A federal review panel has recommended that Avandia, the controversial diabetes medication linked to heart attack risk, either be removed from the market or allowed to remain on the market with severe restrictions, the New York Times reported.
As our New York City medical malpractice attorneys have reported, this drug has had a long and sorted history. Most recently, we reported that the majority of studies that favored the drug had been written by doctors and other experts who were paid by the company. Consumers continue to be at risk from dangerous pharmaceuticals and medical products. Companies spend billions in marketing and developing drugs and devices and the government seems to be paying little attention to the potential dangers until well after the fact.
Nearly a decade after Avandia went on the market -- and three years after a Cleveland Clinic physician raised the alarm -- some government officials concluded Avandia was likely causing about 300 deaths a month and should be pulled from the market. Yet even that recommendation was only made public after the Times obtained the government report.
This week, a federal advisory panel split on what recommendation should be made to the Food and Drug Administration. Twelve members voted to withdraw it from the market; 10 favored increased warning labels and restrictions; 7 voted for increased warning labels only; and 3 said it should continue to be marketed as is.
Meanwhile, information was revealed during the hearings that the company knew of the drug's reported dangers for years and did not reveal the information to regulators or the public.
In the fall of 1999, makers of Avandia secretly studied whether it was safer than a competing pill. Not only did it prove no better, it actually proved that Avandia was riskier to the heart. Instead of publishing the results, it spent the next decade trying to cover them up, according to the New York Times. In most cases, failure to release the results would be a violation of law, the Times reported.
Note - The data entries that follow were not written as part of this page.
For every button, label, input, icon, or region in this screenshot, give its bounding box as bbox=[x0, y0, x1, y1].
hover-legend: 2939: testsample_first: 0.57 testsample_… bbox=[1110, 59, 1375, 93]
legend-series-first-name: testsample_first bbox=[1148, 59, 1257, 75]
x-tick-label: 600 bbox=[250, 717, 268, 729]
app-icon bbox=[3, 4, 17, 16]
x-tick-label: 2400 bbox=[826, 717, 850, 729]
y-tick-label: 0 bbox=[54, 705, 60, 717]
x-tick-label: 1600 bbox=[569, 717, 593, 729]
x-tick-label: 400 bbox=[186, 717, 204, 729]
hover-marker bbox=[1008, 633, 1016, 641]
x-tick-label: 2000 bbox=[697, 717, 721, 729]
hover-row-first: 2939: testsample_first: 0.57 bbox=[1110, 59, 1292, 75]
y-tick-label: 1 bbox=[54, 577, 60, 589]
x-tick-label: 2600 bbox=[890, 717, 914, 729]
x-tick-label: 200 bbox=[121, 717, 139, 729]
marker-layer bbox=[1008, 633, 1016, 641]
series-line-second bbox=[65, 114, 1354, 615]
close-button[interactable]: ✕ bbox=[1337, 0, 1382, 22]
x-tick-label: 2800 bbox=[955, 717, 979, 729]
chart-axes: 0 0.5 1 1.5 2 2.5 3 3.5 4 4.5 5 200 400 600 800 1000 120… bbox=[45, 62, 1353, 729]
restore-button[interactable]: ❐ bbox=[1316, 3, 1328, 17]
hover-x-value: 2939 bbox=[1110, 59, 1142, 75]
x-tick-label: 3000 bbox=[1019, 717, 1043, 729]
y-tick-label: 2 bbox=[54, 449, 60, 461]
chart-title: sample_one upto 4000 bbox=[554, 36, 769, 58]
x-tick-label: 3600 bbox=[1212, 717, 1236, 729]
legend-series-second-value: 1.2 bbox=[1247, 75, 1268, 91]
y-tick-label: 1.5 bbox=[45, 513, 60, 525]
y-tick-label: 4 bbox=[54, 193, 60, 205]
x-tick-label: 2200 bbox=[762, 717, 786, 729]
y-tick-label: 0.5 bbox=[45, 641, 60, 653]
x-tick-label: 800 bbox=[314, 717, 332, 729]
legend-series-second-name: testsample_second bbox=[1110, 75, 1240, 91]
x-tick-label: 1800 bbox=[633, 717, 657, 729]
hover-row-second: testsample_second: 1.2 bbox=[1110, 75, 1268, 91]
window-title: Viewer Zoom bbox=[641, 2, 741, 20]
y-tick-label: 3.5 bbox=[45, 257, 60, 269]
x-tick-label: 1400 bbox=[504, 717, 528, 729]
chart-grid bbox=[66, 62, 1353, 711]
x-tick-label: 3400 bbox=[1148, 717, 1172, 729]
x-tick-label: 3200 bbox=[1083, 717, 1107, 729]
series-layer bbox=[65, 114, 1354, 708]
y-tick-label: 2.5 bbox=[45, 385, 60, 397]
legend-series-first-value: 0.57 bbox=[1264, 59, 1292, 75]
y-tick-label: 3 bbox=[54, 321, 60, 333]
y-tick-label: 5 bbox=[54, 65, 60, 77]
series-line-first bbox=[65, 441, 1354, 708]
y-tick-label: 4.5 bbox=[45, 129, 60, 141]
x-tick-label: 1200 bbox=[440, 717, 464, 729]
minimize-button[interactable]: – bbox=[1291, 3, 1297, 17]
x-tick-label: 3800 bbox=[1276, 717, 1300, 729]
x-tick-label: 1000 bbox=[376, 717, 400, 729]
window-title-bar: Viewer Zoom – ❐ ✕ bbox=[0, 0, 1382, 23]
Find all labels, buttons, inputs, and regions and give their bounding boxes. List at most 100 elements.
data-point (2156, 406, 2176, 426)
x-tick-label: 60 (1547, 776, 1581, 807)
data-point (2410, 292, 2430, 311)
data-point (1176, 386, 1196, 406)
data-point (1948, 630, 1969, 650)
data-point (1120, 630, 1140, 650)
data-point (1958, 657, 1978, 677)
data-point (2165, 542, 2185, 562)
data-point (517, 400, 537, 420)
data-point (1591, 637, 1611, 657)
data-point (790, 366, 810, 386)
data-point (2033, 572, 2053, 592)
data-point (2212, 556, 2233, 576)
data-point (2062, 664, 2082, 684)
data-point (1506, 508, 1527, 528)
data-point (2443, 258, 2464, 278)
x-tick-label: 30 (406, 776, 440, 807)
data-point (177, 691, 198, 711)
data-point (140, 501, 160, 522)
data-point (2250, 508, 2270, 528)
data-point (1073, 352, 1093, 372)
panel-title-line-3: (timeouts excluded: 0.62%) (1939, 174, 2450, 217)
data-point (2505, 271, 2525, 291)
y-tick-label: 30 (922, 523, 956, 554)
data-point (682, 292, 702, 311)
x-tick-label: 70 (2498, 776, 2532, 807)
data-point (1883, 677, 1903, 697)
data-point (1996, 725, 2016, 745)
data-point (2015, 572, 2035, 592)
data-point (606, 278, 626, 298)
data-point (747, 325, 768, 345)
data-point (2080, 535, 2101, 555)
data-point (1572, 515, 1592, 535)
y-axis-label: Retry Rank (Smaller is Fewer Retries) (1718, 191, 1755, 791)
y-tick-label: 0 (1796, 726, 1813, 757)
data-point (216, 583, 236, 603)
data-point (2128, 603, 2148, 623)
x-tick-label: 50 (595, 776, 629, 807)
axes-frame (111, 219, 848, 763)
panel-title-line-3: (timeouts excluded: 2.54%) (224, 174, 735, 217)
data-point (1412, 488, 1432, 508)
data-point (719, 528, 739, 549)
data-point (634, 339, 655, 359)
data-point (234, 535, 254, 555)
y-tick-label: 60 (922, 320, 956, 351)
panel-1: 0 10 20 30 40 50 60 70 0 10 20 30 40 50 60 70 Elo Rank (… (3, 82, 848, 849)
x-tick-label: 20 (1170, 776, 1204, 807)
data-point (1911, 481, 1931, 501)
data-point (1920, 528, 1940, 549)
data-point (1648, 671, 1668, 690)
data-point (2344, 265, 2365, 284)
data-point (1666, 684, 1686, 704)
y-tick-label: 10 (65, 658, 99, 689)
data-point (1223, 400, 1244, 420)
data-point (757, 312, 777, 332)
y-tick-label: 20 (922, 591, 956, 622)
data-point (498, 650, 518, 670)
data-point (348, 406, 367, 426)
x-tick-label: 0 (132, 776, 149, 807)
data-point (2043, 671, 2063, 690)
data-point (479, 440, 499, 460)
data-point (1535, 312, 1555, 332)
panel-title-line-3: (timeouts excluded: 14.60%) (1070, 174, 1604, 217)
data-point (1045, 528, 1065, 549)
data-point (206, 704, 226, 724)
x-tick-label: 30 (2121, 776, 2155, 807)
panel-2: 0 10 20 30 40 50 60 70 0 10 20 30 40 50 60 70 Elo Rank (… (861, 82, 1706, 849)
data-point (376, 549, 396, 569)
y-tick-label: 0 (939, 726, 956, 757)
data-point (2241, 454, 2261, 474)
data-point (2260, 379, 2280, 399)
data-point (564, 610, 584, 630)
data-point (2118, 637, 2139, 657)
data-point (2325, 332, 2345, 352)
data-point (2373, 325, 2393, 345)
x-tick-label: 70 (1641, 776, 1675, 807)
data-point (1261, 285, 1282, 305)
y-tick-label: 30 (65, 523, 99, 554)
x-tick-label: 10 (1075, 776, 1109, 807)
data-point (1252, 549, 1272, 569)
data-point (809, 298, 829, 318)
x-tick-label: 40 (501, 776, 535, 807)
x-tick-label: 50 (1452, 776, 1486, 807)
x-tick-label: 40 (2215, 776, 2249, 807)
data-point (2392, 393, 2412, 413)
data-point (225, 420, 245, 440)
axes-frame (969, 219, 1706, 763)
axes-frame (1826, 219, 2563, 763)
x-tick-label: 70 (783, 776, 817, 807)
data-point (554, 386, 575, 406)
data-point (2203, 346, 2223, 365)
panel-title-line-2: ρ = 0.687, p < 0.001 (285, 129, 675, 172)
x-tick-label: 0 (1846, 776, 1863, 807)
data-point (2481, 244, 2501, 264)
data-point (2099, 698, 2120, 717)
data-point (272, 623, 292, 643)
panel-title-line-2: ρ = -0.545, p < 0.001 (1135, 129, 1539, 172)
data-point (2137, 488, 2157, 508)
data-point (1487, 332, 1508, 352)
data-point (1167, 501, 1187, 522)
The heart risks of Avandia did not become known until 2007. In ensuing months, executives at the drug's maker, GlaxoSmithKline, were forced to admit they knew of the drug's potential risks since at least 2005.
The documents obtained by the Times suggest that the company knew of the risks since at least 1999 and hid them because of the potential loss of $300 million a year in revenue.
Make no mistake about it: Pharmaceutical sales is big business, perhaps the biggest business. Billions are spent marketing and developing drugs. Millions more are spent compensating well-paid sales people to push the drugs at doctors offices and hospitals. When patient care is lost in the mix, serious injury or death may result. Those harmed should seek experienced, aggressive and knowledgeable legal representation to fight for their rights.